Factors governing the appropriateness, reliability and validity of rating scales in the measurement of professional performance are reviewed. The origin and preliminary testing among undergraduated and general practitioners of a brief consultation rating schedule is described.Statistical criteria are proposed for the analysis of ratings, by groups, in the comparison of consultation performance. Using these criteria the capacity of the 10 rating schedule items to discriminate between two contrasting consultations was examined.

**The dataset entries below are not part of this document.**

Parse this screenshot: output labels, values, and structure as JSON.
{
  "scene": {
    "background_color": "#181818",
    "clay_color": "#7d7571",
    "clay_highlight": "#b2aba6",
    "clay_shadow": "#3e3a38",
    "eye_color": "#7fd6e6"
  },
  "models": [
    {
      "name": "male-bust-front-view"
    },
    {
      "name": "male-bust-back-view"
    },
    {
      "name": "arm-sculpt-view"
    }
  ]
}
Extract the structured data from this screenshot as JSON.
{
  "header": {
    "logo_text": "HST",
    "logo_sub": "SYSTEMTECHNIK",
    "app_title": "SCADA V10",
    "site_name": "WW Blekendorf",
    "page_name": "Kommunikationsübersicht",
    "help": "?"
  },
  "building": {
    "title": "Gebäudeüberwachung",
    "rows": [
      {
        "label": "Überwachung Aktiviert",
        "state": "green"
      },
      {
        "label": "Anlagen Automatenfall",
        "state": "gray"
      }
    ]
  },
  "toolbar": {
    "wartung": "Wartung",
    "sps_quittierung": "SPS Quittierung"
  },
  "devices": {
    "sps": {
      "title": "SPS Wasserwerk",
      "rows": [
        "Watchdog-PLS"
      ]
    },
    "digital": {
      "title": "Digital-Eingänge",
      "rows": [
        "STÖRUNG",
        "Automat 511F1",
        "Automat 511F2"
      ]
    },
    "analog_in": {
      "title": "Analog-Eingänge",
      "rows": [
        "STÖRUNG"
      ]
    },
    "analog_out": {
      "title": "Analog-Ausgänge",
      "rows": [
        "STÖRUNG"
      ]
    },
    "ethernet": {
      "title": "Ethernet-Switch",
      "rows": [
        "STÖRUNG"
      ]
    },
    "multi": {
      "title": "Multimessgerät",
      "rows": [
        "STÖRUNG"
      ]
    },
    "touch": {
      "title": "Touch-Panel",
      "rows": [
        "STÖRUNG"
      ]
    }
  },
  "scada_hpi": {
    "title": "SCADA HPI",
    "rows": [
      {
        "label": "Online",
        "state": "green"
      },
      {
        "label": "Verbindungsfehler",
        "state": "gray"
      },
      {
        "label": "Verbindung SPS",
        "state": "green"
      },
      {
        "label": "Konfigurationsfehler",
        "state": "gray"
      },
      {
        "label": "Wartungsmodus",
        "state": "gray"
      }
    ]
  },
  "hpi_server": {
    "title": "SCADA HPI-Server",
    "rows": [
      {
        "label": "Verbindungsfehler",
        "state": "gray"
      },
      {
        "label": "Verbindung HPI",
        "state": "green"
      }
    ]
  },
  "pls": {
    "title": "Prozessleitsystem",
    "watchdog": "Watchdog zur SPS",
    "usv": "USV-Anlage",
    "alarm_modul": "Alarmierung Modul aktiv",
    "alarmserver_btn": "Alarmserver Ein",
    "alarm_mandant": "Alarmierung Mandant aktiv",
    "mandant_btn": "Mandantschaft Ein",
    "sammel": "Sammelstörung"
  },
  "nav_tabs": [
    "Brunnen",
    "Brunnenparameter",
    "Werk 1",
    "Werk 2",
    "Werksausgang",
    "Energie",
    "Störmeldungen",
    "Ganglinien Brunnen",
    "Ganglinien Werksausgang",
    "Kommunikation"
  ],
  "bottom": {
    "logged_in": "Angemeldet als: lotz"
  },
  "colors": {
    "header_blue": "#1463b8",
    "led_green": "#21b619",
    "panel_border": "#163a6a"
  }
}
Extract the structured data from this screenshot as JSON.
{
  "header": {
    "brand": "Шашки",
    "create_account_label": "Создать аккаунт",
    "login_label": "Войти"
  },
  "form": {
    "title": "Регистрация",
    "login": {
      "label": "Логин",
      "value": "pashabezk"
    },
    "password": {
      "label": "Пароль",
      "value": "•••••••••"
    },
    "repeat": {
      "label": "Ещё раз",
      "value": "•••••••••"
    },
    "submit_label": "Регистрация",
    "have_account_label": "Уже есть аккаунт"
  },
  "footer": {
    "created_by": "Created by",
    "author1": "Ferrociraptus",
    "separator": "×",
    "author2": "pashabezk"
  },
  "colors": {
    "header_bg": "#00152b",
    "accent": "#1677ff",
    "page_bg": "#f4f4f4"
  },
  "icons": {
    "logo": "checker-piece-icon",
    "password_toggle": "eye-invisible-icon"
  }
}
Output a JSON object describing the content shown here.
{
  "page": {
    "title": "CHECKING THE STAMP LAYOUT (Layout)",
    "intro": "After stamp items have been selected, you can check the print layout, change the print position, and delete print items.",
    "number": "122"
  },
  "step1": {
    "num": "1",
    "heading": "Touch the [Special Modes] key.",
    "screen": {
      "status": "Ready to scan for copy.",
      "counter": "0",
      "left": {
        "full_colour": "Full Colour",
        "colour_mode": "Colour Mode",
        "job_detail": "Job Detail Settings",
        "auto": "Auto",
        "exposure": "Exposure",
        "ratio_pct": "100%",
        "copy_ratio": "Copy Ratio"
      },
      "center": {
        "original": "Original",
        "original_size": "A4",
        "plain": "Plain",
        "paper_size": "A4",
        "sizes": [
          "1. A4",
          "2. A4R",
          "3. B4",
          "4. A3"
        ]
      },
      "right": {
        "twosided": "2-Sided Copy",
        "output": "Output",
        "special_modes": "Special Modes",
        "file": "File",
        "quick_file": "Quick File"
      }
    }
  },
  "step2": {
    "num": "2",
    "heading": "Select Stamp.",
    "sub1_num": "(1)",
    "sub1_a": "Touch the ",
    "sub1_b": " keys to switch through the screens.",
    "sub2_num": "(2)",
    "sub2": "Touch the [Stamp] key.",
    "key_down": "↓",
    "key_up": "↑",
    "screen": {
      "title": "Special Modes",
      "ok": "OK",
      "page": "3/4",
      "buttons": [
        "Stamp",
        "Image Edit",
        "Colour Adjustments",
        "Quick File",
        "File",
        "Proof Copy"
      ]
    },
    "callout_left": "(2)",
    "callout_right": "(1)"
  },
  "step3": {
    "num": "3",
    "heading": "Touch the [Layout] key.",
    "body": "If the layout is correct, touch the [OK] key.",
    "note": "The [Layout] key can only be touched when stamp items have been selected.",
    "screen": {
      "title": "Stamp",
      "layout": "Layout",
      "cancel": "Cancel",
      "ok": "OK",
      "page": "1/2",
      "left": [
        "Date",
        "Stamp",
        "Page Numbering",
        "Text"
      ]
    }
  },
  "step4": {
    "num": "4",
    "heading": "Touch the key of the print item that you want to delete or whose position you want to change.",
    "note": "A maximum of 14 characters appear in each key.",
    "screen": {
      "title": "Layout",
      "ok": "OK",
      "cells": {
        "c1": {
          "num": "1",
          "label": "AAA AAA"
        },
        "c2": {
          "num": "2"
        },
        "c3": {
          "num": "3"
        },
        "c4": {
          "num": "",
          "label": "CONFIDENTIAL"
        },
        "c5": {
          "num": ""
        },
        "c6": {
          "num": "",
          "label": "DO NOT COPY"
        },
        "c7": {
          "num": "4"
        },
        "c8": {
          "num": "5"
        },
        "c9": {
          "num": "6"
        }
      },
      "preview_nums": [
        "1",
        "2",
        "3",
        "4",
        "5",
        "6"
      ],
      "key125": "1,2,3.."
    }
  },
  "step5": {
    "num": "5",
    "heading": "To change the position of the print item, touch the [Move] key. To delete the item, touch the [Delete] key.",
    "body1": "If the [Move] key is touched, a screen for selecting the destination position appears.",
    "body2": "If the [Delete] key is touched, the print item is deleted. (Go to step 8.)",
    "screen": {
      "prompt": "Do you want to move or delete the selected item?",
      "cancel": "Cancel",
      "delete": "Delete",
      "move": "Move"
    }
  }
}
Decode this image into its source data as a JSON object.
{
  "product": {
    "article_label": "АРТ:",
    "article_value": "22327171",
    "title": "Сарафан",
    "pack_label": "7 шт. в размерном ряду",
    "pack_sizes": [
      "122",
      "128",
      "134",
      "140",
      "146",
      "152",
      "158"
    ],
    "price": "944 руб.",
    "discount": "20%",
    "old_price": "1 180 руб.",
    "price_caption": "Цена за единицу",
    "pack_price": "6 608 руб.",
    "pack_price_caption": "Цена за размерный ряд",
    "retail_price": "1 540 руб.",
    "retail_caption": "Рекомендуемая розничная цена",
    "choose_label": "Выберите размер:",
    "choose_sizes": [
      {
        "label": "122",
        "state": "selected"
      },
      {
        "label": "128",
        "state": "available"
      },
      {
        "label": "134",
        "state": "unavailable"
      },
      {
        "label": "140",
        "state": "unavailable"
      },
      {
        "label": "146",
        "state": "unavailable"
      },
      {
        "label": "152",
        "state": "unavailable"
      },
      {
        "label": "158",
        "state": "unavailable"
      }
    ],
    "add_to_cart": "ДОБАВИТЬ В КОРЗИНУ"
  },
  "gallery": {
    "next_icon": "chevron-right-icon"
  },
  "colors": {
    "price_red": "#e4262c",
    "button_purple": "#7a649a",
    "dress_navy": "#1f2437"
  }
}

Each of the items was used at some time by students or doctors to express significant preference for the same consultation; and on this basis all the items are considered to merit inclusion. One item showed highly significant intra- and inter-observer reliability.The schedule is reproduced in full, together with a data-collection document and significance chart, with the aim of encouraging groups of doctors to test the validity of the items in the comparison of other pairs of consultations. It is proposed that future versions of the schedule should reflect the experience of such groups in testing existing items and in defining additional items which satisfy the proposed criteria.
本文综述了影响专业表现评估量表在测量中的适用性、可靠性和有效性的因素。描述了一个简短会诊评估表在本科生和全科医生中的起源及初步测试。提出了用于分析会诊表现比较中分组评分的统计标准。运用这些标准,检验了10个评估表项目区分两种对比会诊的能力。学生或医生在某些时候使用每个项目来表达对同一会诊的显著偏好;基于此,所有项目都被认为值得纳入。有一个项目显示出高度显著的观察者内和观察者间可靠性。完整再现了该评估表,以及一份数据收集文件和显著性图表,目的是鼓励医生团队在比较其他会诊对时测试这些项目的有效性。建议该评估表的未来版本应反映此类团队在测试现有项目和定义满足提议标准的其他项目方面的经验。